Investor harus menerima bahwa volatilitas meningkat seiring dengan risiko geopolitik, kata Richard Tang, ahli strategi di Julius Baer, sebuah bank swasta Swiss.
“Kami tidak menghabiskan terlalu banyak waktu untuk mencoba memprediksi hasilnya,” katanya pada konferensi media pada hari Rabu. “Kami menghabiskan lebih banyak waktu untuk menganalisis efektivitas dan ketepatan waktu kebijakan ekonomi dalam negeri. Saya pikir analisis geopolitik yang berlebihan tidak terlalu membantu.”
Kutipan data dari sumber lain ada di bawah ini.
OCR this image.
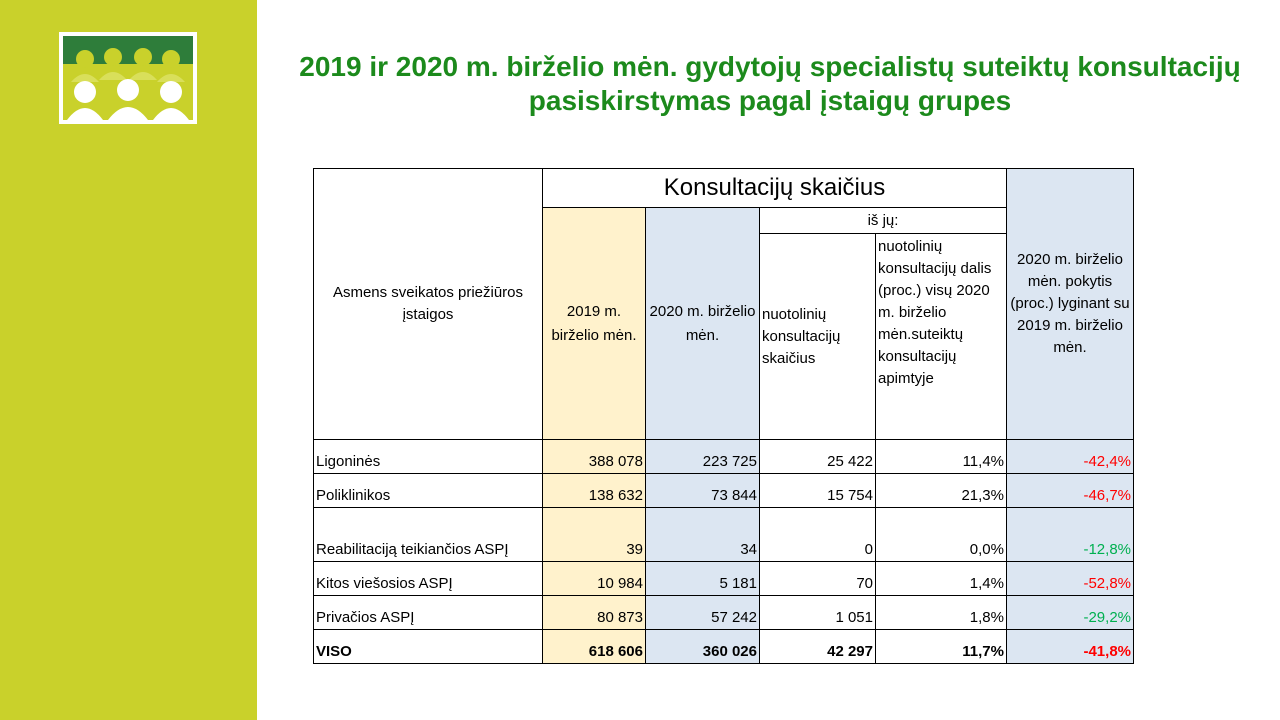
2019 ir 2020 m. birželio mėn. gydytojų specialistų suteiktų konsultacijų pasiskirstymas pagal įstaigų grupes
Asmens sveikatos priežiūros įstaigos	Konsultacijų skaičius				2020 m. birželio mėn. pokytis (proc.) lyginant su 2019 m. birželio mėn.
	2019 m. birželio mėn.	2020 m. birželio mėn.	iš jų:		
			nuotolinių konsultacijų skaičius	nuotolinių konsultacijų dalis (proc.) visų 2020 m. birželio mėn.suteiktų konsultacijų apimtyje	
Ligoninės	388 078	223 725	25 422	11,4%	-42,4%
Poliklinikos	138 632	73 844	15 754	21,3%	-46,7%
Reabilitaciją teikiančios ASPĮ	39	34	0	0,0%	-12,8%
Kitos viešosios ASPĮ	10 984	5 181	70	1,4%	-52,8%
Privačios ASPĮ	80 873	57 242	1 051	1,8%	-29,2%
VISO	618 606	360 026	42 297	11,7%	-41,8%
Ketegangan geopolitik, pemisahan risiko AS-Tiongkok, dan peraturan domestik telah memicu perdebatan mengenai tingkat premi risiko ekuitas yang tepat, kata ahli strategi Goldman Sachs dalam sebuah laporan pekan lalu. Investor masih skeptis terhadap sikap Tiongkok terhadap sektor swasta setelah “kejutan peraturan” pada tahun 2020, tambahnya.
“Beberapa perusahaan mungkin mengambil pendekatan oportunistik untuk mendapatkan keuntungan dibandingkan pesaing mereka,” kata Corcoran dari Robert Walters. “Meskipun demikian, dengan iklim ekonomi saat ini, saya yakin banyak dana tidak memiliki kemewahan untuk melakukan perekrutan sebelum potensi perubahan pasar.”